Future versions of this specification might add new methods or properties on the OpenAjax object. Because of this, to prevent future compatibility problems, implementations of the Hub MUST NOT define extension features to the Hub by means of new methods or properties on the OpenAjax object. The complete definition of the OpenAjax object is controlled by future versions of the OpenAjax Hub Specification published by the OpenAjax Alliance.

This version does not utilize global object OpenAjaxConfig, but that global object might be used for runtime configuration parameters in future versions of the Hub.

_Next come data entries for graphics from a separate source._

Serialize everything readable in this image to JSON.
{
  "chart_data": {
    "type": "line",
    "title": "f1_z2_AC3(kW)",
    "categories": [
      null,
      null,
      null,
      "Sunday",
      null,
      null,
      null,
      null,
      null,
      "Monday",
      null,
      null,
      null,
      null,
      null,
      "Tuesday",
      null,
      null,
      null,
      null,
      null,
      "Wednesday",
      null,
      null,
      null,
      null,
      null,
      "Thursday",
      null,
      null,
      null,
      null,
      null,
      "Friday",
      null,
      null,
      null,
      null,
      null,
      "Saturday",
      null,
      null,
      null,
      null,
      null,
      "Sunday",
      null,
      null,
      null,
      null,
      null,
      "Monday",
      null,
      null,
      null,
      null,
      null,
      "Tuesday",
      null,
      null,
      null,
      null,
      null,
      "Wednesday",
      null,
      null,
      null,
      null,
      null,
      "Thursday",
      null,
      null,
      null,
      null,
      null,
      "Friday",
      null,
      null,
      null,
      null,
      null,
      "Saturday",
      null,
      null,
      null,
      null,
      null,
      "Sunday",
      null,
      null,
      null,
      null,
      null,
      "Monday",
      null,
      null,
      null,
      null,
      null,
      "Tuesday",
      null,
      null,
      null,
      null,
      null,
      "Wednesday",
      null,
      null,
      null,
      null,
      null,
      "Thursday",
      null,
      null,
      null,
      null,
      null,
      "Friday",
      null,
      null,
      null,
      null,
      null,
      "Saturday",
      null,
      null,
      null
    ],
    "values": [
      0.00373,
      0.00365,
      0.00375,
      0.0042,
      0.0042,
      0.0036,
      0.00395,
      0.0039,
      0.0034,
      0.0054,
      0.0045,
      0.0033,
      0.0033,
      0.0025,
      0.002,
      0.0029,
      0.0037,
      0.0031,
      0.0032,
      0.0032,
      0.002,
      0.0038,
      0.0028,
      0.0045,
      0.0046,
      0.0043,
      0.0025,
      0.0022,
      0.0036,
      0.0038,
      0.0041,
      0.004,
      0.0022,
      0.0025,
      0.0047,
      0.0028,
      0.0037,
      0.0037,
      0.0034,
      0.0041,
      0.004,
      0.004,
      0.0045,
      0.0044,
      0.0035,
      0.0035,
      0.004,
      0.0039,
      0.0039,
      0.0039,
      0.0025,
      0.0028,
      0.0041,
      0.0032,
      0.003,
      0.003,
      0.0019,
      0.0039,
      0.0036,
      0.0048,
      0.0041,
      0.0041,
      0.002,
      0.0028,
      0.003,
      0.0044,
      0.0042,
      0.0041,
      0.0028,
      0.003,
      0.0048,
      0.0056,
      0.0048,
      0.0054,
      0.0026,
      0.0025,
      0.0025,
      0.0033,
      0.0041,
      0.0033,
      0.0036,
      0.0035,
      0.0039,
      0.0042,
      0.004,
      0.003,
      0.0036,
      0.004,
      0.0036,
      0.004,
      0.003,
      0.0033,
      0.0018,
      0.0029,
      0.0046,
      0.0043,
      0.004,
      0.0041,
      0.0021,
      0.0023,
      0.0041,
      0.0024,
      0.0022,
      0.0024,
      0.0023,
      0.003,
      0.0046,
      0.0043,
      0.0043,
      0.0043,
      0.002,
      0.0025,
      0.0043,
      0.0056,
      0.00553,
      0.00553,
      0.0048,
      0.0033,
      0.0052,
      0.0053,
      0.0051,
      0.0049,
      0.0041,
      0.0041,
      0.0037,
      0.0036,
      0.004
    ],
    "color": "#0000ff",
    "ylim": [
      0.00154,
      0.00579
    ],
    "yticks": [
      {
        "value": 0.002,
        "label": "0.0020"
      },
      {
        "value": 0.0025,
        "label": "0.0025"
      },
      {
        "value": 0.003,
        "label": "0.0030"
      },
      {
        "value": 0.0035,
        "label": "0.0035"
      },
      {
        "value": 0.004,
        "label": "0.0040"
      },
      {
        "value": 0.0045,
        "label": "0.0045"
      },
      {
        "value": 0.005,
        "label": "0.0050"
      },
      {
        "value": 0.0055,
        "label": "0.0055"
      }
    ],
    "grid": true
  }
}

Implementations of the OpenAjax Hub may add private, implementation-specific methods and properties on the OpenAjax object by choosing names that begins with an underscore ("_"), but these methods and properties must not be designated as public APIs.

Notational Conventions

The keywords "MUST", "MUST NOT", "REQUIRED", "SHALL", "SHALL NOT", "SHOULD", "SHOULD NOT", "RECOMMENDED", "MAY", and "OPTIONAL" in this document are to be interpreted as described in RFC 2119.

Terminology

The following are definitions for terms used within this document:

Dual-DOM
Some Ajax libraries adopt a Dual-DOM approach that separates the data for the Ajax-related markup into an "Ajax DOM" tree that is kept separate from the original "Browser DOM" tree.
Hub
When used by itself, the term "Hub" is a shorthand for "OpenAjax Hub".
library (in the context of "Ajax library")
A collection of client-side JavaScript runtime logic that provides Ajax services.
Single-DOM
Some Ajax libraries use a Single-DOM approach where the library uses the browser's DOM for any original source markup and any HTML+JavaScript that results from the toolkit's Ajax-to-HTML transformation logic.
toolkit (in the context of "Ajax toolkit")
A collection of technologies, products, and other supporting materials such as documentation, that help a customer to produce an Ajax-based solution. In some scenarios, a toolkit might just be a library, but in other cases will consist of some combination of libraries, server components, authoring components, associated utility software, and supporting materials such as documentation.